Het is namelijk op grond van soortgelijke overwegingen dat bij de toepassing van het maximum van 10 % van de omzet waarin artikel 23, lid 2, van verordening nr. 1/2003 voorziet, moet worden gekozen voor een ander referentieboekjaar wanneer het gaat om een onderneming die niet meer actief is op de markt tijdens het boekjaar dat in aanmerking is genomen voor de andere partijen bij het kartel, en dat dus geen betrouwbaar beeld geeft van haar reële economische situatie.

(cf. punten 83, 87‑91)

7.      De verklaring van een onderneming die wordt beschuldigd van deelname aan een kartel, waarvan de juistheid door andere ondernemingen wordt betwist, kan niet worden beschouwd als voldoende bewijs dat deze laatste ondernemingen een inbreuk hebben gepleegd, indien die niet door andere bewijzen wordt gestaafd.

(cf. punt 116)

8.      Wanneer bepaalde overwegingen van een beschikking van de Commissie houdende vaststelling van een inbreuk op de mededingingsregels op zich genomen die beschikking rechtens genoegzaam rechtvaardigen, hebben de eventuele gebreken in andere overwegingen van die handeling hoe dan ook geen gevolgen voor het dispositief.

(cf. punt 124)

9.      In mededingingszaken moet de Commissie weliswaar een bij een onderzoek betrokken onderneming reeds vanaf het stadium van de vooronderzoeksfase bepaalde informatie verstrekken, maar die verplichting heeft betrekking op de informatie die aan de betrokken onderneming wordt verstrekt in het stadium van de eerste maatregel die te harer aanzien wordt genomen. Aldus werden de rechten van verdediging van een onderneming niet geschonden door een te late kennisgeving wanneer deze onderneming over het lopende onderzoek correct is ingelicht in het stadium van een verzoek om inlichtingen, indien dit verzoek de eerste maatregel vormt die te harer aanzien is genomen.

(cf. punten 162‑163)

10.    In de richtsnoeren voor de berekening van geldboeten die uit hoofde van artikel 15, lid 2, van verordening nr. 17, respectievelijk artikel 65, lid 5, van het EGKS-Verdrag worden opgelegd, is niet bepaald dat de Commissie elk van de in punt 3 opgesomde verzachtende omstandigheden steeds afzonderlijk in aanmerking dient te nemen. Tot de omstandigheden die de Commissie in een bepaald geval in aanmerking kan nemen, behoren weliswaar zeker die welke daarin zijn opgesomd, maar zij is niet verplicht om automatisch op die grond een extra vermindering te verlenen, wanneer een onderneming elementen aanvoert die kunnen wijzen op het bestaan van één van deze omstandigheden.

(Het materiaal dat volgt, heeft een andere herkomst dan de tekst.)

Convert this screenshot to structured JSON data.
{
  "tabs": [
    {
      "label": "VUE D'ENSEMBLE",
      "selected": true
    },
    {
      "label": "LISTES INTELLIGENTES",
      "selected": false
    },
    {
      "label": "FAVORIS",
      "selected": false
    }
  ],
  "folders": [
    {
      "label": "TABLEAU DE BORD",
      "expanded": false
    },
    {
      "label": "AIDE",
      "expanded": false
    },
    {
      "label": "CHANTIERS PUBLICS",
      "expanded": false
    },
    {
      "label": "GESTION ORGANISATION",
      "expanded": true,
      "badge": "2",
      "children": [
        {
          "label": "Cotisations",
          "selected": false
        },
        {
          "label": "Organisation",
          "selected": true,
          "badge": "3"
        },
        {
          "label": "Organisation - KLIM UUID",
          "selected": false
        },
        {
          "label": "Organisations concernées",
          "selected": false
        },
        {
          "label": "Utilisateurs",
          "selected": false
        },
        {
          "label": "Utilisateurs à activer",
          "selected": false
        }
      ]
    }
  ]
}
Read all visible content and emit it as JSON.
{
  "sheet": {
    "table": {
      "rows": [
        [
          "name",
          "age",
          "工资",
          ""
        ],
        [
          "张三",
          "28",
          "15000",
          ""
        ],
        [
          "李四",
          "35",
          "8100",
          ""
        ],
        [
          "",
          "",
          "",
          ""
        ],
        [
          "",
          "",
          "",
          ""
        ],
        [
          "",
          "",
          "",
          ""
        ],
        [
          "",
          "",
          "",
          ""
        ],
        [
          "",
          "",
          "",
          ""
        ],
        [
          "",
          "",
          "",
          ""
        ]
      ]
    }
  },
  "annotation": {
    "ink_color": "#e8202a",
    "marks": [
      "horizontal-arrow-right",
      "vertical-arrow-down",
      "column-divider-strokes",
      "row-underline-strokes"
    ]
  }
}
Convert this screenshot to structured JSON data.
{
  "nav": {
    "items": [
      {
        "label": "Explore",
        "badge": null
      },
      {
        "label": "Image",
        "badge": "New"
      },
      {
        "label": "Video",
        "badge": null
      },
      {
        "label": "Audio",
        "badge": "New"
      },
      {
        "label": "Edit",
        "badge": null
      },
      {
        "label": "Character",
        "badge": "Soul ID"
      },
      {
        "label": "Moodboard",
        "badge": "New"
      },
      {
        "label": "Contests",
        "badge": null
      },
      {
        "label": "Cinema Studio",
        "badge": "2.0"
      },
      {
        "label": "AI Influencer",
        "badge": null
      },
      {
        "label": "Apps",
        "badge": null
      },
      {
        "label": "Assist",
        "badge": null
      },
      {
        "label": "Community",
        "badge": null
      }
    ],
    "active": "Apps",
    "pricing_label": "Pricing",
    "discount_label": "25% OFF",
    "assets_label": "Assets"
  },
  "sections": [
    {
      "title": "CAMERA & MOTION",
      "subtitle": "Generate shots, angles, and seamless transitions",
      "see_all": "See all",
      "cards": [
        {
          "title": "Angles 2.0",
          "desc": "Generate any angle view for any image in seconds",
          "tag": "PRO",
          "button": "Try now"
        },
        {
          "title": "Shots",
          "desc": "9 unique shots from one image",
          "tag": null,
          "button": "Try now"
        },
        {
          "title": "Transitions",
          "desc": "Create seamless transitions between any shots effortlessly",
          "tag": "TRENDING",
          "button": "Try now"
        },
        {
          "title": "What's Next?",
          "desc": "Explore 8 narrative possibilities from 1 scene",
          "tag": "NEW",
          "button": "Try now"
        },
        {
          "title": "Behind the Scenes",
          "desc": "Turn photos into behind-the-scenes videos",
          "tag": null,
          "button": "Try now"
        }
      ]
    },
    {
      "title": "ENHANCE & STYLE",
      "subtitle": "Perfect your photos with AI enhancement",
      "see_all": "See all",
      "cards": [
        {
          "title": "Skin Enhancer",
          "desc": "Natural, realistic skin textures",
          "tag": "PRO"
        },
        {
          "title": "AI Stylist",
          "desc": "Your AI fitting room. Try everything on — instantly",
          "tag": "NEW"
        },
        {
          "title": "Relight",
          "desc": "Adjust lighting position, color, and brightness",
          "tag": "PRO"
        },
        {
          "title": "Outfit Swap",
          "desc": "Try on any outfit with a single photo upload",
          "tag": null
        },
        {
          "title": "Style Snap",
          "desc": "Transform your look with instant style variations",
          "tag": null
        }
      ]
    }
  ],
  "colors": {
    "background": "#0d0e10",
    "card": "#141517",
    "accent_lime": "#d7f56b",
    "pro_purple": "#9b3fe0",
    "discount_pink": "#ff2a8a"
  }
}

Aangezien de richtsnoeren dus geen dwingende bepaling bevatten over de verzachtende omstandigheden die in aanmerking kunnen worden genomen, behoudt de Commissie een beoordelingsmarge om in het algemeen te beoordelen hoe hoog een eventuele vermindering van het boetebedrag dient te zijn, gelet op alle verzachtende omstandigheden in de zaak.

(cf. punten 173‑174)

11.    Voor de vaststelling of een onderneming aanspraak kan maken op een verzachtende omstandigheid ontleend aan het feit dat de inbreukmakende overeenkomsten niet daadwerkelijk zou zijn toegepast, krachtens punt 3, tweede streepje, van de richtsnoeren voor de berekening van geldboeten die uit hoofde van artikel 15, lid 2, van verordening nr. 17, respectievelijk artikel 65, lid 5, van het EGKS-Verdrag worden opgelegd, moet worden onderzocht of de onderneming argumenten heeft aangevoerd waaruit blijkt dat zij zich tijdens de periode waarin zij partij was bij de inbreukmakende overeenkomsten daadwerkelijk aan de toepassing ervan heeft onttrokken door op de markt de concurrentie aan te gaan, of, althans, dat zij zo duidelijk en in aanzienlijke mate is tekortgeschoten in haar verplichting tot toepassing van deze mededingingsregeling dat zij de werking van deze laatste heeft verstoord.